Doug: If you recall at the conclusion of our last installment, Ben was charged with spiriting a device to a nexus in between dimensions. Said device would shut down the portal, effectively negating Arkon's ability to funnel atomic power to his own world. Trouble is, an inter-galactic hockey goalie named "Gaard" showed up to protect the nexus. And that's where we begin, with a tussle between Ben and this Gaard character. Gaard, complete with ice skates. Uh huh. No wait -- I'm going to try to be civil this issue. Anyway, Ben's not sure on his own skates, and Gaard obviously knows what he's doing, so this isn't going well. Ben attempts to throw the doohickey he was sent to deliver, but Gaard parries that as well. As they battle, Ben thinks to himself that Gaard's voice is familiar -- and why not? We've seen two Bens and two Reeds already. Maybe it's Doc Doom in the hockey get-up!

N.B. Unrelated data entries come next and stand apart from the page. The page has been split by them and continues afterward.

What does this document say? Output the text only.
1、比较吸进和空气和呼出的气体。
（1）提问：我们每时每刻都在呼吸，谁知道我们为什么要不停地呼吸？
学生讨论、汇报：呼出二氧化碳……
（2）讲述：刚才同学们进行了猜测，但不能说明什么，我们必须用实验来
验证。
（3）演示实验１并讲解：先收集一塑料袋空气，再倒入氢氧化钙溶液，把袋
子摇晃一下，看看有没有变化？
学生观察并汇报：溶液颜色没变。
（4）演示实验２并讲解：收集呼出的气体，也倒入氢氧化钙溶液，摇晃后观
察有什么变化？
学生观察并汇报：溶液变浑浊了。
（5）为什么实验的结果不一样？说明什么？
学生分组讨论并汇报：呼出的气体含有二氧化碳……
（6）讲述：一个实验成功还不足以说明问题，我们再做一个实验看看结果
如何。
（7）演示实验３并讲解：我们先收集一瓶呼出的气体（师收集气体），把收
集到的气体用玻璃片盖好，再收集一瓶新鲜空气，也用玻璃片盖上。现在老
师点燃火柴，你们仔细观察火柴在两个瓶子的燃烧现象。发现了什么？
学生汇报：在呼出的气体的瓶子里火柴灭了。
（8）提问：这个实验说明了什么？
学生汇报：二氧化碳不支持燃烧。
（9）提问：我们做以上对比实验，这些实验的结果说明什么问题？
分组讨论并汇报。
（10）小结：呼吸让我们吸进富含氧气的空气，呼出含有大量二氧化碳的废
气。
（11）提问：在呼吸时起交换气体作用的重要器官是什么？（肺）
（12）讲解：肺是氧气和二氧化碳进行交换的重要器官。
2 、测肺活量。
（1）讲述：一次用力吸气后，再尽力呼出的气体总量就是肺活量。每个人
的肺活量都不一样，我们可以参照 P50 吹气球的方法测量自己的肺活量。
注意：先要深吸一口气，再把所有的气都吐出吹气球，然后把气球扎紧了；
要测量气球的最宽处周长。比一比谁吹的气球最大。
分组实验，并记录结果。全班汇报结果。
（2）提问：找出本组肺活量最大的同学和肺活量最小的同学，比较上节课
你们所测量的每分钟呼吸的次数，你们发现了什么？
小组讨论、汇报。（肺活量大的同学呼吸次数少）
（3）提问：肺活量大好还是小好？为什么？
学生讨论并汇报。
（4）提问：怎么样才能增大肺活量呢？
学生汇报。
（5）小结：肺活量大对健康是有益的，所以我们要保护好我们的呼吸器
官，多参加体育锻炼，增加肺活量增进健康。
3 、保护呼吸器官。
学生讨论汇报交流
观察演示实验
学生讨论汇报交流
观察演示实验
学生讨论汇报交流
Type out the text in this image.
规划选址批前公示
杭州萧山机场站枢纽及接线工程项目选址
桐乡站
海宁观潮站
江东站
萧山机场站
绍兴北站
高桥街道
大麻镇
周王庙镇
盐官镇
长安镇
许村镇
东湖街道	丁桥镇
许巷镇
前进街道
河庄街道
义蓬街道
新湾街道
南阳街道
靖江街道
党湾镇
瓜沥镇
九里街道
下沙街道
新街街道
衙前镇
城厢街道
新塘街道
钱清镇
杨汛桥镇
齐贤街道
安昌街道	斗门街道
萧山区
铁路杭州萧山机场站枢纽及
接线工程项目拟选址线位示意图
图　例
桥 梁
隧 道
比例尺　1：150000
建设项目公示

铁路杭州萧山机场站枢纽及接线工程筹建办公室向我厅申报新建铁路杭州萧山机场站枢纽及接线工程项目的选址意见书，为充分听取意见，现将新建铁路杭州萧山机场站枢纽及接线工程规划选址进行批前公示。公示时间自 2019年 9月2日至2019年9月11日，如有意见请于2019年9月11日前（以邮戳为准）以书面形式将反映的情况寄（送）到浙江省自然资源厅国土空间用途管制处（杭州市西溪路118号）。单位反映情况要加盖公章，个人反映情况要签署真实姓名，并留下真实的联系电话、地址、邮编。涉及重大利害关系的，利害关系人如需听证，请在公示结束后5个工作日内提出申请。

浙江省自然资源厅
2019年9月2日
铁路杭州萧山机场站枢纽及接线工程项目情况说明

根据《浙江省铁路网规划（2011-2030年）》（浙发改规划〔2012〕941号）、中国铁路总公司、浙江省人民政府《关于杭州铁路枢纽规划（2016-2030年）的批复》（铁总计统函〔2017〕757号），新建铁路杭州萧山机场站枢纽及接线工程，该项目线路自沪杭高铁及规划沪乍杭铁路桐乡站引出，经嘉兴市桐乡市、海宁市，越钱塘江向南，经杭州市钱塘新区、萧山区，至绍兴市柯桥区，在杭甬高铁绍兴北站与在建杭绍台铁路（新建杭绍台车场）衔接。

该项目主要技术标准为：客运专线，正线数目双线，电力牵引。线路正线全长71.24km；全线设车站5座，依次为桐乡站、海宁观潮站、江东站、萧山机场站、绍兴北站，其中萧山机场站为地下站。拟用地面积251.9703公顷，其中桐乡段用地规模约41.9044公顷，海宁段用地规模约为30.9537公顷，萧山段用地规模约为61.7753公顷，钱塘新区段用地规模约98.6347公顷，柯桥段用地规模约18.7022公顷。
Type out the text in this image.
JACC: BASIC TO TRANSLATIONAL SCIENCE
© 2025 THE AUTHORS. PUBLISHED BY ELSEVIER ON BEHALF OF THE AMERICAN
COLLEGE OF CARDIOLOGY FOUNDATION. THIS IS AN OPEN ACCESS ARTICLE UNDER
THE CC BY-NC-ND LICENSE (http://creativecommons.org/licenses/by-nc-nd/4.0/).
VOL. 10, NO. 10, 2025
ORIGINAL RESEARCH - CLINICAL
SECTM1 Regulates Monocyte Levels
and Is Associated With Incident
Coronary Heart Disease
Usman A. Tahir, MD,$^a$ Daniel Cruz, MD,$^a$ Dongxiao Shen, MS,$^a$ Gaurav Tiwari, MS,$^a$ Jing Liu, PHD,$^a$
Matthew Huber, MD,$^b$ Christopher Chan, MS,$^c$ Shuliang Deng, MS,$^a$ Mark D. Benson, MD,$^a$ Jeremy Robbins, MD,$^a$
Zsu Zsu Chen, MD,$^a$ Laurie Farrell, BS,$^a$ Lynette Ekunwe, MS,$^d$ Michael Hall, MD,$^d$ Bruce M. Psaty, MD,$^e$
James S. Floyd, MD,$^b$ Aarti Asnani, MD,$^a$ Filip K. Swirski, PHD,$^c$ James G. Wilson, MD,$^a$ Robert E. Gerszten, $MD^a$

Karen: Oh, the utter indignity that would be! I still don't know why anyone thought a hockey goalie would make a great villain. That's a head-shaker. And why would Arkon, from a planet presumably without the sport of hockey, devise a guardian like this? Shouldn't he look more like an ancient Greek warrior or something?
Doug: As Ben continues to meet defeat, he's about to give up when Reed pops into his head, offering not only encouragement but impressing on him that the fate of three worlds hangs in the balance. Of course Ben decides to soldier on, and squares with Gaard again. Reed, Sue, and DeVoor are watching on a monitor on our Earth. We get a recap of the first three issues, and DeVoor explains how Arkon became involved in the first place. It's a plausible story, I suppose, although as I've said -- Roy's execution in the third issue got a bit sloppy. Anyway, Sue has found Johnny on another monitor, and as they tune in we see the Torch and Reed-Thing's onslaught against Arkon's royal guards.
Karen: I'm not even sure how Arkon could put this plan together, since he seems like a high-strung maniac. He came across better in the earlier Avengers story, and later on in X-Men.
Doug: Our heroes infiltrate the palace all-too-easily, and Johnny flies off to the throne room to engage Arkon directly. It doesn't go well. And as Johnny's about to be put down for good, a giant orange-plated arm bursts through the wall; Reed's on the scene. But wait... did he really say he used the sound of Arkon's voice to determine their location? Huh? Oops -- supposed to be nice this issue. While Arkon's occupied, Johnny flames on and severs Arkon's quiver of lightning bolts, leveling the playing field. It doesn't take Reed-Thing long to put him down. Roy does give us some nice, melodramatic dialogue from Reed as he compares Arkon to both Hitler and Napoleon; in the midst of this soliloquy we also learn that the Johnny Storm of his Earth had been killed in Vietnam. It's a poser for the Torch, as Sue comes on the vid-comm.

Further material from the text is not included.